76.  Toutefois, on peut y parvenir sans contrevenir aux normes internationales. Ce n'est pas le système de démocratie consensuelle en lui-même qui fait problème, mais le mélange des critères territorial et ethnique et le déni manifeste de certains droits politiques à ceux qui sont particulièrement vulnérables. Il semble possible de refondre les règles régissant la Présidence de façon à les rendre compatibles avec les normes internationales tout en maintenant l'équilibre politique du pays.

77.  Il est possible de garantir une composition pluriethnique d'une façon non discriminatoire, par exemple en disposant qu'un membre au maximum de la Présidence peut appartenir à un peuple donné ou aux «Autres» et en instituant en même temps un système électoral garantissant la représentation des deux Entités.

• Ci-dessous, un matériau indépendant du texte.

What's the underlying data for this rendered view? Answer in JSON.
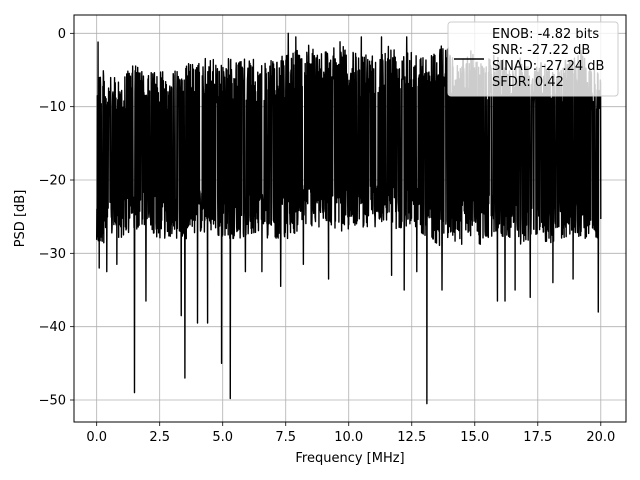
{
  "chart_data": {
    "type": "line",
    "xlabel": "Frequency [MHz]",
    "ylabel": "PSD [dB]",
    "xlim": [
      -0.9,
      21.0
    ],
    "ylim": [
      -53,
      2.5
    ],
    "xticks": [
      0.0,
      2.5,
      5.0,
      7.5,
      10.0,
      12.5,
      15.0,
      17.5,
      20.0
    ],
    "xtick_labels": [
      "0.0",
      "2.5",
      "5.0",
      "7.5",
      "10.0",
      "12.5",
      "15.0",
      "17.5",
      "20.0"
    ],
    "yticks": [
      0,
      -10,
      -20,
      -30,
      -40,
      -50
    ],
    "ytick_labels": [
      "0",
      "−10",
      "−20",
      "−30",
      "−40",
      "−50"
    ],
    "grid": true,
    "legend_placement": "top-right",
    "legend_entries": [
      "ENOB: -4.82 bits",
      "SNR: -27.22 dB",
      "SINAD: -27.24 dB",
      "SFDR: 0.42"
    ],
    "series": [
      {
        "color": "#000000",
        "x_start": 0.0,
        "x_end": 20.0,
        "envelope_max": [
          -3,
          -6,
          -6,
          -5,
          -4,
          -6,
          -4,
          -5,
          -5,
          -4,
          -4,
          -3,
          -4,
          -3,
          -4,
          -3,
          -4,
          -4,
          -3,
          -3,
          -2,
          -1,
          -2,
          -2,
          -1,
          -2,
          -3,
          -2,
          -3,
          -1,
          -2,
          -1,
          -3,
          -3,
          -1,
          -2,
          -4,
          -2,
          -4,
          -3,
          -3,
          -4,
          -3,
          -4,
          -4,
          -4,
          -4,
          -3,
          -2,
          -5,
          -5
        ],
        "envelope_min": [
          -30,
          -28,
          -28,
          -28,
          -27,
          -26,
          -28,
          -28,
          -28,
          -28,
          -27,
          -28,
          -28,
          -28,
          -28,
          -28,
          -27,
          -28,
          -28,
          -28,
          -27,
          -26,
          -27,
          -26,
          -27,
          -27,
          -26,
          -27,
          -26,
          -26,
          -27,
          -26,
          -27,
          -28,
          -29,
          -28,
          -29,
          -28,
          -29,
          -28,
          -28,
          -28,
          -29,
          -28,
          -28,
          -29,
          -28,
          -28,
          -28,
          -28,
          -28
        ],
        "dips": [
          {
            "x": 0.1,
            "y": -32
          },
          {
            "x": 0.4,
            "y": -32.5
          },
          {
            "x": 0.8,
            "y": -31.5
          },
          {
            "x": 1.5,
            "y": -49
          },
          {
            "x": 1.95,
            "y": -36.5
          },
          {
            "x": 3.5,
            "y": -47
          },
          {
            "x": 3.35,
            "y": -38.5
          },
          {
            "x": 4.0,
            "y": -39.5
          },
          {
            "x": 4.4,
            "y": -39.5
          },
          {
            "x": 4.95,
            "y": -45
          },
          {
            "x": 5.3,
            "y": -49.8
          },
          {
            "x": 5.9,
            "y": -32.5
          },
          {
            "x": 6.55,
            "y": -32.5
          },
          {
            "x": 7.3,
            "y": -34.5
          },
          {
            "x": 8.2,
            "y": -31.5
          },
          {
            "x": 9.2,
            "y": -33.5
          },
          {
            "x": 11.7,
            "y": -33
          },
          {
            "x": 12.2,
            "y": -35
          },
          {
            "x": 12.7,
            "y": -32.5
          },
          {
            "x": 13.1,
            "y": -50.5
          },
          {
            "x": 13.7,
            "y": -35
          },
          {
            "x": 15.9,
            "y": -36.5
          },
          {
            "x": 16.2,
            "y": -36.5
          },
          {
            "x": 16.6,
            "y": -35
          },
          {
            "x": 17.2,
            "y": -36
          },
          {
            "x": 18.1,
            "y": -34
          },
          {
            "x": 18.9,
            "y": -33.5
          },
          {
            "x": 19.9,
            "y": -38
          }
        ],
        "peaks": [
          {
            "x": 0.05,
            "y": -1.2
          },
          {
            "x": 7.6,
            "y": 0
          },
          {
            "x": 7.9,
            "y": -0.5
          },
          {
            "x": 10.5,
            "y": -0.5
          },
          {
            "x": 11.3,
            "y": -0.5
          },
          {
            "x": 12.3,
            "y": -0.5
          }
        ]
      }
    ]
  }
}
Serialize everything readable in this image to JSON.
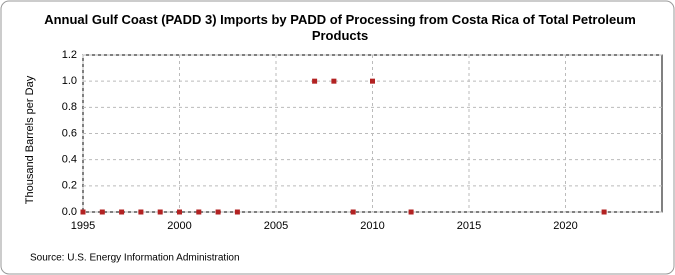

Ou bien, comme on l'a proposé plus haut à titre de solution plus radicale que la Commission juge préférable, on pourrait supprimer la Présidence collective et la remplacer par un Président indirectement élu et doté de pouvoirs très limités.

(...)

80.  La Chambre des peuples est une chambre dotée des pleins pouvoirs législatifs. De ce fait, l'article 3 du (premier) Protocole à la CEDH est applicable et toute discrimination fondée sur l'appartenance ethnique est donc interdite par l'art. 14 de la CEDH. En ce qui concerne une justification éventuelle, les mêmes éléments d'appréciation qu'au sujet de la Présidence s'appliquent. Il est légitime de s'employer à assurer un équilibre ethnique au sein du Parlement dans l'intérêt de la paix et de la stabilité, mais cet objectif ne peut justifier la discrimination ethnique qu'en l'absence de tout autre moyen de le réaliser et si les droits des minorités sont dûment respectés. Pour la Chambre des peuples, on pourrait, par exemple, instituer un nombre maximal de sièges à pourvoir par des représentants de chaque peuple constituant. Ou bien, comme on l'a fait valoir plus haut, une solution plus radicale, qui aurait la préférence de la Commission, pourrait être retenue et la Chambre des peuples purement et simplement supprimée, le mécanisme relatif aux intérêts nationaux vitaux étant appliqué au sein de la Chambre des représentants. »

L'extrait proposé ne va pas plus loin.